Here is who people are talking about right now:
💡 You might also like: Olin Corporation Stock Price: What Most People Get Wrong
Kevin Warsh
Warsh is currently the betting market favorite. He’s a former Fed governor who served during the 2008 financial crisis. He’s got the Wall Street pedigree (Morgan Stanley) and is generally seen as someone who understands the "plumbing" of the financial system. The big question is whether he’d be "independent" enough or if he’d just do whatever the White House asks.
Kevin Hassett
Hassett is the Director of the National Economic Council. He’s been a loyal advisor to Trump for years. However, just recently, the President hinted he might want to keep Hassett exactly where he is, which caused his "stock" as the next Fed Chair to tumble.
Christopher Waller
Waller is already on the Board. He’s known for being a "hawk"—meaning he’s usually worried about inflation and doesn't mind keeping rates high to fight it. Because he’s already been confirmed by the Senate for his current seat, he might be an "easier" pick if the White House wants to avoid a massive confirmation battle.
Michelle Bowman
Bowman is another internal candidate. She’s currently the Vice Chair for Supervision. She’s often been the lone dissenting voice on the board, pushing for a more cautious approach to bank regulations.
Why Does This Actually Matter to You?
It’s easy to tune out "Fed speak," but the person at the head of the Federal Reserve determines how much you pay for almost everything.

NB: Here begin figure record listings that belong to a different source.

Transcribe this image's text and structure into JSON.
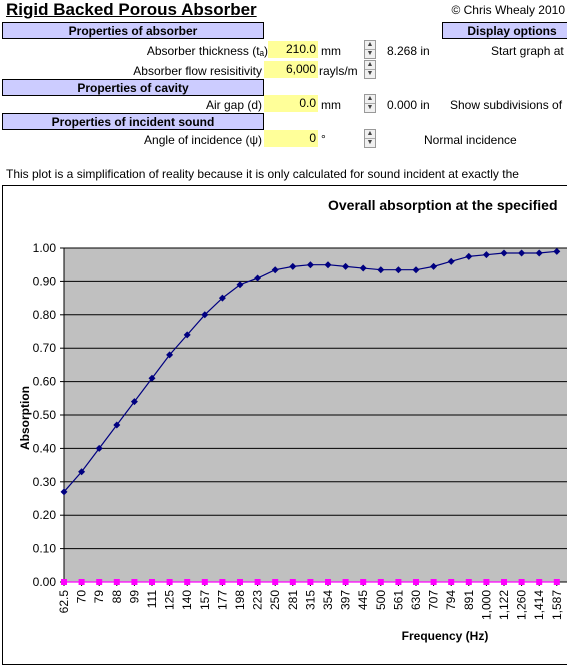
{
  "header": {
    "title": "Rigid Backed Porous Absorber",
    "copyright": "© Chris Whealy 2010"
  },
  "sections": {
    "absorber": "Properties of absorber",
    "cavity": "Properties of cavity",
    "incident": "Properties of incident sound",
    "display": "Display options"
  },
  "absorber": {
    "thickness_label": "Absorber thickness (tₐ)",
    "thickness_value": "210.0",
    "thickness_unit": "mm",
    "thickness_inches": "8.268 in",
    "flow_label": "Absorber flow resisitivity",
    "flow_value": "6,000",
    "flow_unit": "rayls/m"
  },
  "cavity": {
    "gap_label": "Air gap (d)",
    "gap_value": "0.0",
    "gap_unit": "mm",
    "gap_inches": "0.000 in"
  },
  "incident": {
    "angle_label": "Angle of incidence (ψ)",
    "angle_value": "0",
    "angle_unit": "°",
    "angle_note": "Normal incidence"
  },
  "display": {
    "start_graph": "Start graph at",
    "show_subdivisions": "Show subdivisions of"
  },
  "note_text": "This plot is a simplification of reality because it is only calculated for sound incident at exactly the",
  "chart_data": {
    "type": "line",
    "title": "Overall absorption at the specified",
    "xlabel": "Frequency (Hz)",
    "ylabel": "Absorption",
    "ylim": [
      0,
      1
    ],
    "ytick_labels": [
      "0.00",
      "0.10",
      "0.20",
      "0.30",
      "0.40",
      "0.50",
      "0.60",
      "0.70",
      "0.80",
      "0.90",
      "1.00"
    ],
    "categories": [
      "62.5",
      "70",
      "79",
      "88",
      "99",
      "111",
      "125",
      "140",
      "157",
      "177",
      "198",
      "223",
      "250",
      "281",
      "315",
      "354",
      "397",
      "445",
      "500",
      "561",
      "630",
      "707",
      "794",
      "891",
      "1,000",
      "1,122",
      "1,260",
      "1,414",
      "1,587"
    ],
    "grid": true,
    "plot_background": "#c0c0c0",
    "series": [
      {
        "color": "#000080",
        "marker": "diamond",
        "values": [
          0.27,
          0.33,
          0.4,
          0.47,
          0.54,
          0.61,
          0.68,
          0.74,
          0.8,
          0.85,
          0.89,
          0.91,
          0.935,
          0.945,
          0.95,
          0.95,
          0.945,
          0.94,
          0.935,
          0.935,
          0.935,
          0.945,
          0.96,
          0.975,
          0.98,
          0.985,
          0.985,
          0.985,
          0.99
        ]
      },
      {
        "color": "#ff00ff",
        "marker": "square",
        "values": [
          0,
          0,
          0,
          0,
          0,
          0,
          0,
          0,
          0,
          0,
          0,
          0,
          0,
          0,
          0,
          0,
          0,
          0,
          0,
          0,
          0,
          0,
          0,
          0,
          0,
          0,
          0,
          0,
          0
        ]
      }
    ]
  }
}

📖 Related: Funny Team Work Images: Why Your Office Slack Channel Is Obsessed With Them
- Your Mortgage: If the Fed Chair pushes for lower rates, your ability to buy a house gets easier. If they keep them high, you’re stuck with a 7% interest rate.
- Your Savings: Higher rates are actually great for your high-yield savings account.

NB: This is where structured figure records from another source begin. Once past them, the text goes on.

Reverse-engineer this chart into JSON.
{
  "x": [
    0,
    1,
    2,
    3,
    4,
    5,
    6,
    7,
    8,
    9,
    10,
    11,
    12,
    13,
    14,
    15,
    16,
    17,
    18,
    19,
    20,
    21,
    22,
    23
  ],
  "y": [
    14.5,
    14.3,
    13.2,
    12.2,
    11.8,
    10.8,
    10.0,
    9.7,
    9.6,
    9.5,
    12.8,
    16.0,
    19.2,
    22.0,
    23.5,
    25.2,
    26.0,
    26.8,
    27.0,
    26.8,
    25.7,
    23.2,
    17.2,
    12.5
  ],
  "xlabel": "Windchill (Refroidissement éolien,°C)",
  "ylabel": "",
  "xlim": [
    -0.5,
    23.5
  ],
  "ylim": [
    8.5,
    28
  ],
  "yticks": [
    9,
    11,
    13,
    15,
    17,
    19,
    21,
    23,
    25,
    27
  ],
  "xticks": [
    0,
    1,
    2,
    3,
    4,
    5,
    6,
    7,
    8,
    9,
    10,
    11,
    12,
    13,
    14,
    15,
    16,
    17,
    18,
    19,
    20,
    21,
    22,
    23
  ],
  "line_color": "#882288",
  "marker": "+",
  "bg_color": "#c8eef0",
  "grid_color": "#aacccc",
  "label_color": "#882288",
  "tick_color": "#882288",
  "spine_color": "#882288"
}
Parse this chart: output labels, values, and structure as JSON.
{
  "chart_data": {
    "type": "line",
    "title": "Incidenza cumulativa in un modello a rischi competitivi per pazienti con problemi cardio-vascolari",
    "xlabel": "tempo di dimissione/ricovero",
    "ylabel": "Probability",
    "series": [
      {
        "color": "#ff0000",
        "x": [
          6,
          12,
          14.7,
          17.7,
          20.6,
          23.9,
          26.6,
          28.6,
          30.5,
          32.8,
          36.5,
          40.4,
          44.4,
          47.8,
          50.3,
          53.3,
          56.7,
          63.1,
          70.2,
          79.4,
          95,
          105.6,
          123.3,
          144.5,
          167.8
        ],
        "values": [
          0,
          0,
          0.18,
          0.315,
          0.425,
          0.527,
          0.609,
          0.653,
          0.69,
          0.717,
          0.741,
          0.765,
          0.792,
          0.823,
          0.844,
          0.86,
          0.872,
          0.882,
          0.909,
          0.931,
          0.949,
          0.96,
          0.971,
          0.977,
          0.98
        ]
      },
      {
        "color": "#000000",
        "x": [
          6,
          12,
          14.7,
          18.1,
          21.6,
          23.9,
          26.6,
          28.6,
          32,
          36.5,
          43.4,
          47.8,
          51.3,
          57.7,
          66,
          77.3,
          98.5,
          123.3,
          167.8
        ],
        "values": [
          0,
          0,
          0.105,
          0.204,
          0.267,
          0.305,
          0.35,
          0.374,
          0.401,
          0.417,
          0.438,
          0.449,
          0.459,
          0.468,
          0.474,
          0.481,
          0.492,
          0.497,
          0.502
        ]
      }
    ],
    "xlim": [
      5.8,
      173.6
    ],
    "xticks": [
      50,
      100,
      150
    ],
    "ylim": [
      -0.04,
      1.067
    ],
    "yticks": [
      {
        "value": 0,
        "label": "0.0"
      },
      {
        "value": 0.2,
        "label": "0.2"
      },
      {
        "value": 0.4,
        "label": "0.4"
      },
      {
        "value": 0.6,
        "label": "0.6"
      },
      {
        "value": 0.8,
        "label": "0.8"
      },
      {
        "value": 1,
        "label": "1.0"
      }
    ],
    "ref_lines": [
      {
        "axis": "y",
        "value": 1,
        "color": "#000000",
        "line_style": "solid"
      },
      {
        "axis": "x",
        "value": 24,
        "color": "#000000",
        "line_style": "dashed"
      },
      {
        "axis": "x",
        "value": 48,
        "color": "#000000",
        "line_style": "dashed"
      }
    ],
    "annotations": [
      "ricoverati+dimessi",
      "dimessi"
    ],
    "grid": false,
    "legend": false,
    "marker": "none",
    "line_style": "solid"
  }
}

- Inflation: The Fed’s main job is keeping prices stable. If they mess up, the price of eggs and gas stays high.
What Happens Now?
We are in a waiting game. The White House is expected to announce a formal nominee very soon—likely by the end of February or early March. That person will then have to go through a grueling Senate confirmation process.
In the meantime, Jay Powell is still the boss. He’s still the one standing at the podium every few months telling the world whether the cost of money is going up or down.
What you should do next:
If you're planning a big financial move, like buying a home or refinancing debt, keep a close eye on the FOMC meeting minutes. Since Powell is in a defensive position against the White House, he may be less likely to cut rates quickly just to avoid looking like he's giving in to political pressure. You might want to lock in your plans sooner rather than later, as the transition to a new Chair in May could cause significant market volatility.
Check the official Federal Reserve Board website or the Brookings Institution’s Fed tracker to see exactly when the nomination is announced, as that will be the first real signal of where interest rates are headed for the rest of 2026.